World Economy
0

EM Crisis Enters New Phase

A constant dilemma for investors is whether to maintain their exposure in emerging economies or take a step back. Even though higher risks yield higher returns, the market fundamentals in the current scenario point to a simmering crisis
A number of countries are seeing their currency fall to record levels, high inflation and unemployment,  and in some cases, escalating tensions with the United States.A number of countries are seeing their currency fall to record levels, high inflation and unemployment,  and in some cases, escalating tensions with the United States.

Markets have a very short attention span. Like babies, they move on quickly from one toy, or in this case an event, to another.

For instance, markets seem to have moved on from the formation of the “Fragile Five”, a group of countries that suffered heavily when the US Federal Reserve started to roll back its bond-buying program in 2013, CNBC reported.

Made up of Brazil, India, Indonesia, Turkey and South Africa, this group was marked by heavy currency depreciation, high current account deficits and political instability at home. The slump in commodity prices and fears of a Chinese slowdown kept the pressure on these economies.

However, they have started to see a comeback; in India and Indonesia, for example, a change in government has led to political and economic reforms. Investors started crowding this space and inflows into funds with exposure to these markets increased.

But markets are feeling a sense of deja vu. Blame it on a stronger dollar, escalating tensions since President Donald Trump came to power, worries over a full-fledged trade war with China or rising interest rates in the US, this time around the crisis seems to have entered a new phase.

  Widespread Damage

The damage is far more widespread. The crisis has engulfed countries across the globe—from economies in South America, to Turkey, South Africa and some of the bigger economies in Asia, such as India and China. A number of these countries are seeing their currency fall to record levels, high inflation and unemployment, and in some cases, escalating tensions with the United States.

Last week, Argentina approaching the International Monetary Fund for an emergency loan came as a shocker for the markets. The country saw its currency fall by more than 50% against the dollar and its interest rates go up by a whopping 60%.

Meanwhile, the sell-off on the back of an ongoing spat between the US and Turkey over the release of American pastor Andrew Brunson has not only seen the Turkish lira hit record low levels, but has also spread to other global assets. The Turkish currency has lost 40% of its value this year, largely due to President Erdogan’s unfriendly policies.

  Plagued by Heavy Debt

Emerging markets are also heavily plagued by debt and a stronger dollar makes it tougher for them to pay this debt. The latest data from the Institute of International Finance shows that debt in emerging markets including China increased from $9 trillion in 2002 to $21 trillion in 2007 and finally to $63 trillion in 2017. The MSCI Emerging Markets index is down nearly 9% since the start of the year.
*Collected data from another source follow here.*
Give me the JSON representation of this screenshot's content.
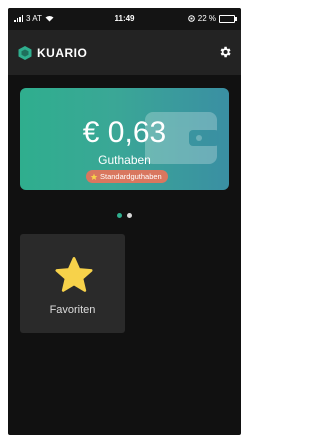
{
  "status_bar": {
    "carrier": "3 AT",
    "time": "11:49",
    "battery": "22 %"
  },
  "header": {
    "app_name": "KUARIO"
  },
  "balance_card": {
    "amount": "€ 0,63",
    "label": "Guthaben",
    "badge": "Standardguthaben"
  },
  "pager": {
    "pages": 2,
    "active": 1
  },
  "tiles": [
    {
      "label": "Favoriten",
      "icon": "star-icon"
    }
  ],
  "colors": {
    "accent_green": "#2fae8e",
    "badge": "#d9775f",
    "star": "#f7d24a",
    "background": "#111111"
  }
}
A constant dilemma for investors is whether to maintain their exposure in emerging economies or take a step back. Even though higher risks yield higher returns, the market fundamentals in the current scenario point to a simmering crisis.

The declines added to concern investor nervousness is beginning to infect even the most robust of the emerging markets. The negative tone was set Tuesday by a US manufacturing report that boosted the odds of further federal reserve rate increases and a strengthening dollar, and South African data showing the economy entered into a recession in the second quarter.

“This has become now increasingly an issue which is no longer just about EM fundamentals,” Sameer Goel, head of macro strategy for Asia at Deutsche Bank AG in Singapore, said in a Bloomberg TV interview. It’s “increasingly about contagion, which largely happens because of cross-holdings and the pressure of redemptions.”

Indonesian equities sank for a fifth day as policy makers attempted to support the rupiah through measures including interest-rate hikes that threaten to slow Southeast Asia’s biggest economy.

Shares in the Philippines extended losses after a report showed inflation—spurred in part by currency weakening—surged past 6% last month, foreshadowing further potential rate rises there.

Rising interest rates in the US and other major economies may see yield-hungry investors make their way back into developed markets.

It looks like the emerging market bubble is about to burst.